これらは共通の根本から派生した問題ですから、一方の解法が身についていれば、ちょっとした現象面の置き換えでもう一方も理解できるはずなのです。

算数の得点力は、お子さんが使いこなせる解法パターンの数に比例します。
しかし、解法パターンを定着させることと個々の問題を解く手順を暗記することは明らかに別物です。
個々の問題の理解を同系統の別の問題にフィードバックできる力をつけてあげなければ成績は伸びません。
ご家庭でフォローされるときも常にそういう視点を忘れず、問題の根本は何か、与えられた条件によって何が変わるのか、そういうことを一つ一つ確認しながら進めるようにしましょう。

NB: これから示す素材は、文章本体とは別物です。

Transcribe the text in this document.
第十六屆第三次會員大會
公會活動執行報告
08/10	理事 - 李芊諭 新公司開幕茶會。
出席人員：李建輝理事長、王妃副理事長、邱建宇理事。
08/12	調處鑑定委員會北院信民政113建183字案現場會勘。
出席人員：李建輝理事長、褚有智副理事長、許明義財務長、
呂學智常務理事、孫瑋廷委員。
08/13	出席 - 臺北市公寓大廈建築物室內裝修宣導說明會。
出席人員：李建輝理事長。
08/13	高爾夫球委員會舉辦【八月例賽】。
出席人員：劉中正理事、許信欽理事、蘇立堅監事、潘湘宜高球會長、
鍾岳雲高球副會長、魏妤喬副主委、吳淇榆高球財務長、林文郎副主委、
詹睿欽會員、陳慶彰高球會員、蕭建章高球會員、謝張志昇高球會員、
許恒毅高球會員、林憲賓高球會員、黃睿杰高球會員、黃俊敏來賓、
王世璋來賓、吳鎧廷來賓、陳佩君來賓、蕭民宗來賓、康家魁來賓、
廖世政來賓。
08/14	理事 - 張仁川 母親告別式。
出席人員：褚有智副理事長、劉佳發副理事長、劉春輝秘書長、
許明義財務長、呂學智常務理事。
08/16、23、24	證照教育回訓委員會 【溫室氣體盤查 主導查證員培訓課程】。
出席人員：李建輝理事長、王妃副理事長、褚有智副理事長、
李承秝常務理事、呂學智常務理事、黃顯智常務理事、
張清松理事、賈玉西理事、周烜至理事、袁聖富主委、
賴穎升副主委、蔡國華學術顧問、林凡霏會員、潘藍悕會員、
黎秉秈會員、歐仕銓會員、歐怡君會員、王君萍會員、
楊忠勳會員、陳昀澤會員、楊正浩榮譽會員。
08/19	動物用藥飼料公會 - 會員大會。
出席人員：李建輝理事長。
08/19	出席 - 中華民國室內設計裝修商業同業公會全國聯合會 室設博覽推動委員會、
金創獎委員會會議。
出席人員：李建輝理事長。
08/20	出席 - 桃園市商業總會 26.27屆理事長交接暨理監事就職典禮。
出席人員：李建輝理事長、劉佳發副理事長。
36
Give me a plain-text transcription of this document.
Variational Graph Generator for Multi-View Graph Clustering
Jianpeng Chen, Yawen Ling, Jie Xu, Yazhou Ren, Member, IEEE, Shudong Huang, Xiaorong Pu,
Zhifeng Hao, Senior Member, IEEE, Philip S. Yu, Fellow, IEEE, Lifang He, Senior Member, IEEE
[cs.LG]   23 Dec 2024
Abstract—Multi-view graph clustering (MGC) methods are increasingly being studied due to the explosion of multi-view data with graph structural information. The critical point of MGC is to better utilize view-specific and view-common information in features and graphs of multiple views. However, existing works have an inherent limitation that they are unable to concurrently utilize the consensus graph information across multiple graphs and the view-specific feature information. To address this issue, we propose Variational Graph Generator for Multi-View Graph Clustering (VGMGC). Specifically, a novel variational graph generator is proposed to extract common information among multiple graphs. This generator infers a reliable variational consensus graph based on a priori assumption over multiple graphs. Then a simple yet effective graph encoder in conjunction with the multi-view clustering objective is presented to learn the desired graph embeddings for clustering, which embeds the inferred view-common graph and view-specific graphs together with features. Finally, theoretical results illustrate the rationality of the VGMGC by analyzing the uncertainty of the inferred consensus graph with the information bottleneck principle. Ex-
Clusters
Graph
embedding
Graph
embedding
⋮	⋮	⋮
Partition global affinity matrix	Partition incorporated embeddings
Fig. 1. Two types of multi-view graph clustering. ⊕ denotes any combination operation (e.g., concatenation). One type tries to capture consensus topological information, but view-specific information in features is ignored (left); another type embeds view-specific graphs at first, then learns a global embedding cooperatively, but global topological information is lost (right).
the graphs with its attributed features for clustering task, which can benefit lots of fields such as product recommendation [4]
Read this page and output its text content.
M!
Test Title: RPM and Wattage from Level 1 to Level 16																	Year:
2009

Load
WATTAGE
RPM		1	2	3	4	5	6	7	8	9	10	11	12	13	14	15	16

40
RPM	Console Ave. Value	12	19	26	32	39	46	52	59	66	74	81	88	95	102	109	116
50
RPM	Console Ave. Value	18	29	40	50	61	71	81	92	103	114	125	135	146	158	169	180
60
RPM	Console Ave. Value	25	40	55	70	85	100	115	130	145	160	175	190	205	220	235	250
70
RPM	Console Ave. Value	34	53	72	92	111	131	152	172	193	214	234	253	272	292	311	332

よく塾の入試報告会などでは、「今年は○○中学でこういう新傾向問題が出た」などと得々と語る弁士がいます。
ですが、完全な「新傾向問題」などまずありません
もしそれがあったとしても、決して「合否を分ける一題」にはなりません。
入試問題には、誰もが知っているレベルのパターンを当てはめれば解ける問題(これが基本問題です)、しっかりした学習をしないと身につかないパターンを用いて解く問題(これは標準問題です)、さらにパターンに変化や応用、あるいは全く新しい視点を加えないと解けない問題、いわゆる難問があるわけですが、難問をメインに出題する学校はほんの一握りです。

再び、サピックスの算数を伸ばすために

個々の問題を教え、解き方を覚えさせることは簡単です。
はっきり言いますと、それは時間と少々の厳しささえあれば誰にでもできることです。
しかし、お子さんの個性やその時々の状況を客観的に見て、学習内容の取捨選択、かけるべき比重の大小を判断するとなると、そこにはかなりの経験が必要になってきます。
さらに、個々の問題にこめられた意図を理解し、それを次の問題へと発展させていくような指導は、経験に加えて確かな指導技術を持っている者でなければできません。

繰り返しになりますが、算数は中学受験の最重要科目です
その算数に危機を感じた場合は、なるべく早い段階で対策をすることが必要です。
そしてサピックスの算数は、サピックスのシステムや教材に精通している者に任せるのが一番です。